What to Expect for the Duration of 2020
If hospitals will remain as they are, they are realizing a burn rate of $1,200 per critical COVID-19 patient. This might seem (relatively) affordable at first glance, until you consider that one out of two patients is uninsured. Even with the massive spending in the CARES Act, health care organizations are going to need far more to get through December and not go bankrupt. The hardest hit will be those operations in the rural communities which to date have been mainly spared so far. Already strapped and cutting staff while stretching what remains, these rural entities have no buffer to take on a local surge.
If anything is abundantly clear, people with both a keen understanding of the modern health care system operation as well as an understanding of financial factors will continue to be in high demand as we navigate a new, post-COVID world. This “command center” mentality is key in dealing with unplanned seismic events like global pandemics, according to Health Leaders Media. These individuals will be heavily relied on to keep many hospital systems afloat in the coming years, especially if COVID-19 lingers into 2021 or if another medical issue develops concurrently.

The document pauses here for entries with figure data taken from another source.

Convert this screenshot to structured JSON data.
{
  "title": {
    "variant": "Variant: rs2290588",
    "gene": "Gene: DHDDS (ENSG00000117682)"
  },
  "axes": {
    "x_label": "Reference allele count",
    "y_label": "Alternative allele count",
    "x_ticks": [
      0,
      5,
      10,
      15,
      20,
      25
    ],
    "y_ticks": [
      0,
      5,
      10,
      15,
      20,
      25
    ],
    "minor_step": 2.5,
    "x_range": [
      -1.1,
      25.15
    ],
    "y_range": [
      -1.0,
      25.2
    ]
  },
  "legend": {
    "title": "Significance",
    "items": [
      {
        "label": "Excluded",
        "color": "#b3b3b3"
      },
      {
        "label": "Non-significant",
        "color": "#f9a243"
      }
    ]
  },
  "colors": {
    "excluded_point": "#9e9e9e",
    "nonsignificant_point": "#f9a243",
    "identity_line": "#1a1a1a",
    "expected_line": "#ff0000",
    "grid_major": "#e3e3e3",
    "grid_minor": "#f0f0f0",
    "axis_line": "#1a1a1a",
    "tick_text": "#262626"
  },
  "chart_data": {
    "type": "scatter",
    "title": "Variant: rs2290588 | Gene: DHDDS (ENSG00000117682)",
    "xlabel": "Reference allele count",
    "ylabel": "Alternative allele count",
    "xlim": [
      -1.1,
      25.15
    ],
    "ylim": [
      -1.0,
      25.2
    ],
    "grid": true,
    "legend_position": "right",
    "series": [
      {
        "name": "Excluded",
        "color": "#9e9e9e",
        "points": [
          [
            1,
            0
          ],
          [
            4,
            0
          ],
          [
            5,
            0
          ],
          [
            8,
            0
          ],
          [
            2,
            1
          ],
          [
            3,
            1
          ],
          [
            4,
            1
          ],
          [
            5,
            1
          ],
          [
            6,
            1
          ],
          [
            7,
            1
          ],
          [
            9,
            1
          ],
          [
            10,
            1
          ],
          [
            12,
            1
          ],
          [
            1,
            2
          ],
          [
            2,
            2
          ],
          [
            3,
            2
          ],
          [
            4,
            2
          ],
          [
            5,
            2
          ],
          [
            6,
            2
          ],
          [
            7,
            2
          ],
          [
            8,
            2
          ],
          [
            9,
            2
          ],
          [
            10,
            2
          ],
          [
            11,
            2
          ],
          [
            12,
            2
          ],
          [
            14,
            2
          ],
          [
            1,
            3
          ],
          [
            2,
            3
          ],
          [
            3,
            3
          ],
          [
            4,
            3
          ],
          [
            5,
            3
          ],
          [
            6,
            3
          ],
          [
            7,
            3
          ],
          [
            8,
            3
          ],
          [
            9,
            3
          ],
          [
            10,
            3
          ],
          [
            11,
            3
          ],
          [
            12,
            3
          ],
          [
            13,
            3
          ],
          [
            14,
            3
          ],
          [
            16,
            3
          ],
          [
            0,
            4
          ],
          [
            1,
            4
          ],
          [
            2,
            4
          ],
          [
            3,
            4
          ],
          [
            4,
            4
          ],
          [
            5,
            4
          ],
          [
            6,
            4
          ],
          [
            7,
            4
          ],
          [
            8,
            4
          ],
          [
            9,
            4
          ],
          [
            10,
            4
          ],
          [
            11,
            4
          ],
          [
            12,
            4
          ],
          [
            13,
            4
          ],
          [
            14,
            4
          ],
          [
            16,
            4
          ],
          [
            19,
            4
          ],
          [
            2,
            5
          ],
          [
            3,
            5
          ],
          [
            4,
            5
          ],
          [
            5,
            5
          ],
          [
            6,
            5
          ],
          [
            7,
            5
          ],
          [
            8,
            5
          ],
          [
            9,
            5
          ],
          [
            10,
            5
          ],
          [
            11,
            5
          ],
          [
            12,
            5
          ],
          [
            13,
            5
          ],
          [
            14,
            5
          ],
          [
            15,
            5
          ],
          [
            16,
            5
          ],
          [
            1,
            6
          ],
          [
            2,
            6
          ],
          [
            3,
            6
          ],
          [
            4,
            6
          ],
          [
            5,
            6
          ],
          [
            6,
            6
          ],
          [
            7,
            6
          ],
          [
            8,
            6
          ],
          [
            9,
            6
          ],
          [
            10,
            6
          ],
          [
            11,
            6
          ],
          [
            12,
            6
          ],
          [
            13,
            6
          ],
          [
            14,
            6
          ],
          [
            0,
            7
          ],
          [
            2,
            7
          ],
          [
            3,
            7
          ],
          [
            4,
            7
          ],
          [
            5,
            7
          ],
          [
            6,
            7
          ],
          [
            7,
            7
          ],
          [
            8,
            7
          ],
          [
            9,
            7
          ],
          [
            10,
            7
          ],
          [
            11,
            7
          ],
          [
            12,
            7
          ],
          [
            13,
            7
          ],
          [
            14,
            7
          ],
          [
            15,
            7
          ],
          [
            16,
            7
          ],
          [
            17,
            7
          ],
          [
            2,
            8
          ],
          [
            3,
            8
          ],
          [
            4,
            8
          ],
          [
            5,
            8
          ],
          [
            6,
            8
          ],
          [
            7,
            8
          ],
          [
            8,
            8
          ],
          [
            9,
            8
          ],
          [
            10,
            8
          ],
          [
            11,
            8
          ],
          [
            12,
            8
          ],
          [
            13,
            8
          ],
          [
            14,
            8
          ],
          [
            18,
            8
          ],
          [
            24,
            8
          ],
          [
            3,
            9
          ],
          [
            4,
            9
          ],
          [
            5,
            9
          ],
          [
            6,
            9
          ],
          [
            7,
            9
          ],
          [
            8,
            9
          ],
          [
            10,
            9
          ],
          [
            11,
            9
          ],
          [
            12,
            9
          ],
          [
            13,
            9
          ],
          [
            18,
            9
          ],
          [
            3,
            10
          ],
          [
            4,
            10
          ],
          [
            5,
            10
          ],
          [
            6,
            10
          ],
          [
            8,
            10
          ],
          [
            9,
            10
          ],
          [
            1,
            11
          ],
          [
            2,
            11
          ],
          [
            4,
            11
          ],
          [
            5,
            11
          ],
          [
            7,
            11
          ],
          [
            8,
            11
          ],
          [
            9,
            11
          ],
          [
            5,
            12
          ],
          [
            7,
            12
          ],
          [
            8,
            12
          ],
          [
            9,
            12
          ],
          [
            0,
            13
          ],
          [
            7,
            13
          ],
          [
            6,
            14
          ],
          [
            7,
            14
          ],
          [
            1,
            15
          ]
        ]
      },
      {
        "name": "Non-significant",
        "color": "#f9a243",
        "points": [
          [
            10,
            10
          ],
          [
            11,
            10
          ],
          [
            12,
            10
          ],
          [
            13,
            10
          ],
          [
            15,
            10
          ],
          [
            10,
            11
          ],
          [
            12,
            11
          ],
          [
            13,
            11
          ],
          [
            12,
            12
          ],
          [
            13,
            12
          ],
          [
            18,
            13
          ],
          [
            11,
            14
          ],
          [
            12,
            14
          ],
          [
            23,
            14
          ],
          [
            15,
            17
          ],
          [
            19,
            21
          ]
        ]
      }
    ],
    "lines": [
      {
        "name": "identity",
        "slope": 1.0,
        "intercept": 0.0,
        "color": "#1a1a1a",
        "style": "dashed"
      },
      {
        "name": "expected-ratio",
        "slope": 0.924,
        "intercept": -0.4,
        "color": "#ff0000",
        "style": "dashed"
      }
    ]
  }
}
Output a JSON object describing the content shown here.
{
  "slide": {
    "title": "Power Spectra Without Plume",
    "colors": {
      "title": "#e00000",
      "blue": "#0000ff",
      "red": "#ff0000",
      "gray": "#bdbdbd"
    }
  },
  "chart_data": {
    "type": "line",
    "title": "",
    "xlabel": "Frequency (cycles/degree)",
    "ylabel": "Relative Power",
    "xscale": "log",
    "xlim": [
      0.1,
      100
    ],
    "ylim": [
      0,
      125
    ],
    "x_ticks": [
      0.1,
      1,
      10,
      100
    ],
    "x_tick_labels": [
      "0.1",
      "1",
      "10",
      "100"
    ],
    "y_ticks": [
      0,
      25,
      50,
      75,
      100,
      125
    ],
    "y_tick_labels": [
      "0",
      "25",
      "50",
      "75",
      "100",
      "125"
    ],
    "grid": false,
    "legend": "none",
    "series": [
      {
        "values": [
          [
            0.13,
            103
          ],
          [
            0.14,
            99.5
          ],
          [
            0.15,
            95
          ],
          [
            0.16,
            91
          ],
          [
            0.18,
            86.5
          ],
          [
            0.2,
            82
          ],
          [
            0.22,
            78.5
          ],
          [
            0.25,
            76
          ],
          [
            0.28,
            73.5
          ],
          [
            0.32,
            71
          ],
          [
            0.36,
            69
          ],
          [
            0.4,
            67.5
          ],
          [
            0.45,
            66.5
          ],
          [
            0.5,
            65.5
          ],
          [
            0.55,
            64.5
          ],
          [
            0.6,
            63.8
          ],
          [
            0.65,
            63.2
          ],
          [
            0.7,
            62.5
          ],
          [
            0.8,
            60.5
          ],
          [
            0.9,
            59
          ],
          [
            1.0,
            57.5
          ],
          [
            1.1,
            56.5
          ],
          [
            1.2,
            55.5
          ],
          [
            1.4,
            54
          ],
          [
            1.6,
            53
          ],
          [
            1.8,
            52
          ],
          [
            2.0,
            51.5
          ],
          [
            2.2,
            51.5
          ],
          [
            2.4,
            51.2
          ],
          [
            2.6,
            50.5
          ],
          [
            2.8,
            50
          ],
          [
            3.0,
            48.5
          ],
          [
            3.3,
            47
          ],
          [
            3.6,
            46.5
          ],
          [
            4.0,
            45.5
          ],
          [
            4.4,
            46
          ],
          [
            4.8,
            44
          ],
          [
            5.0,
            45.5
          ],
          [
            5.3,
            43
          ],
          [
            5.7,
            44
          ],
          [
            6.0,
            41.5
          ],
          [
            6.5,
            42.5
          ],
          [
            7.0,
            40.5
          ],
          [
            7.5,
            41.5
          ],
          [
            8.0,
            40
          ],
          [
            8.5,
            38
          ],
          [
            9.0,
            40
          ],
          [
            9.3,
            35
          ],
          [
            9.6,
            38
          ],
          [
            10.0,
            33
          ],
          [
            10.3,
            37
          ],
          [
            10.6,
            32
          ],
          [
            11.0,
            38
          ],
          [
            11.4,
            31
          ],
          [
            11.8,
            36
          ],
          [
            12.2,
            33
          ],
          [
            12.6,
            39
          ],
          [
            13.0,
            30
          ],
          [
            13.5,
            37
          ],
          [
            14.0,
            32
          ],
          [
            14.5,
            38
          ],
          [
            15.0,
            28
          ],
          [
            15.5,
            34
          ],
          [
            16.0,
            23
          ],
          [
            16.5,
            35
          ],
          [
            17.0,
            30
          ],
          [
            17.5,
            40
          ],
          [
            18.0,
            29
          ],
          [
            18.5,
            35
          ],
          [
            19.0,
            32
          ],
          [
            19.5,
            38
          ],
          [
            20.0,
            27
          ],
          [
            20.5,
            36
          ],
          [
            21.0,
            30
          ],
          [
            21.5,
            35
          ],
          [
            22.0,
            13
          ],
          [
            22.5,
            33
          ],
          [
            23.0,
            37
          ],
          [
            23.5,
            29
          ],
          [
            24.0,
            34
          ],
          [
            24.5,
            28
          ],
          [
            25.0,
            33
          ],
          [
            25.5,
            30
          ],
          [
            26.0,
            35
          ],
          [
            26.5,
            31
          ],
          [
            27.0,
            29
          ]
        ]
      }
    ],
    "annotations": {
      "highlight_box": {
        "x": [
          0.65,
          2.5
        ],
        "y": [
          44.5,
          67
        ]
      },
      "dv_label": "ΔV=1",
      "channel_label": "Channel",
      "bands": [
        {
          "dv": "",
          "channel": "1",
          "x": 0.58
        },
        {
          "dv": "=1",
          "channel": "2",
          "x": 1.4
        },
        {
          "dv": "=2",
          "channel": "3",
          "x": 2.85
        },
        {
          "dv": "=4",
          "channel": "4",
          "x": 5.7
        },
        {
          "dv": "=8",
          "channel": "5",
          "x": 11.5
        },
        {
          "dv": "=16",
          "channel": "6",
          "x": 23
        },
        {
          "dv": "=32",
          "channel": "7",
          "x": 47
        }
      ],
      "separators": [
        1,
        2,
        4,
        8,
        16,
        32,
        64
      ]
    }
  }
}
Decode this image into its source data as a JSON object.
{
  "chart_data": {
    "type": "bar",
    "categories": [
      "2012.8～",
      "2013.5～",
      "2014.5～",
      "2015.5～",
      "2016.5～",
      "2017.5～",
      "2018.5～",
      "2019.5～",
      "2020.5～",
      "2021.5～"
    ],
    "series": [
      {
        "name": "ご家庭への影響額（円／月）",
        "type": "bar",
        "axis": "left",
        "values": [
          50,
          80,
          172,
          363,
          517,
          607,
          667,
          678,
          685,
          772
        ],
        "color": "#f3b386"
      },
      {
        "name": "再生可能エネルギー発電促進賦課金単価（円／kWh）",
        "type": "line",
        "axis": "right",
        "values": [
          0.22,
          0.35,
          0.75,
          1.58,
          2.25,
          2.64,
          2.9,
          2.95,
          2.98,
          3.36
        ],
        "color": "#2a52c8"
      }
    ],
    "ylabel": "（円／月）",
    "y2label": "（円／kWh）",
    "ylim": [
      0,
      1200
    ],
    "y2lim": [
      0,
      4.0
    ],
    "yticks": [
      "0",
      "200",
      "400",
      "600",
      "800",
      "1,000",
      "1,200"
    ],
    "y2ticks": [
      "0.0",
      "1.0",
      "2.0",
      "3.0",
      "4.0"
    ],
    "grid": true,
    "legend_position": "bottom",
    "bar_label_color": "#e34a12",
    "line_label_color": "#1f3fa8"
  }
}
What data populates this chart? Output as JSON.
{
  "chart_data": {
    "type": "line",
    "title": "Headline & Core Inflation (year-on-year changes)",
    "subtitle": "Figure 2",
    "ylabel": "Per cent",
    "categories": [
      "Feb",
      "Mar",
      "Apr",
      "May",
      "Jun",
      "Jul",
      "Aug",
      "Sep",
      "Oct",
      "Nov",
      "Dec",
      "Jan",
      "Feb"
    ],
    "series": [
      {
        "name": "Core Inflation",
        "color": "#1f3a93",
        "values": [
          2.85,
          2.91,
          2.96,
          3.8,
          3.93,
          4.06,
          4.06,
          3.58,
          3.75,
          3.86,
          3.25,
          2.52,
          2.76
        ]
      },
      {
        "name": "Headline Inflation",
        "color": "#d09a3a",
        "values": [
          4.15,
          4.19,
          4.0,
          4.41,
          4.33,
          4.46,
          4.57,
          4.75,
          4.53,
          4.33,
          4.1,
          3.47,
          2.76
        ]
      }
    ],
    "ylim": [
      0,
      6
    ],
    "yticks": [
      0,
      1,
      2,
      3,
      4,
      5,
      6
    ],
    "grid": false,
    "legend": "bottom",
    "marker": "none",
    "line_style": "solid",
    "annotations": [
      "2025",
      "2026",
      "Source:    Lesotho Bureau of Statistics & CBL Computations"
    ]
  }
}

For students pursuing an Executive Master of Health Administration degree, this period of time serves as a real time lesson in the complexities of running health care organizations. Leaders need a background in a variety of areas to steer their organizations through periods of stress, including accounting, finance, and database management. In addition, an understanding of government grant support systems is vital. All four are bread and butter skillsets competent administrators and finance managers in hospitals have to bring to the table on day one.
Whether in Los Angeles, Miami or New York, hospital administrators will be expected from this point forward to be able to up their game quickly, handle pandemic waves in a command system paradigm, and be able to rely on hardened channels for labor, procurement, supplies and cash flow. Without these changes put in place systematically, COVID-19 is showing everyone how financially fragile the U.S. health care system actually is and where it can and will break down.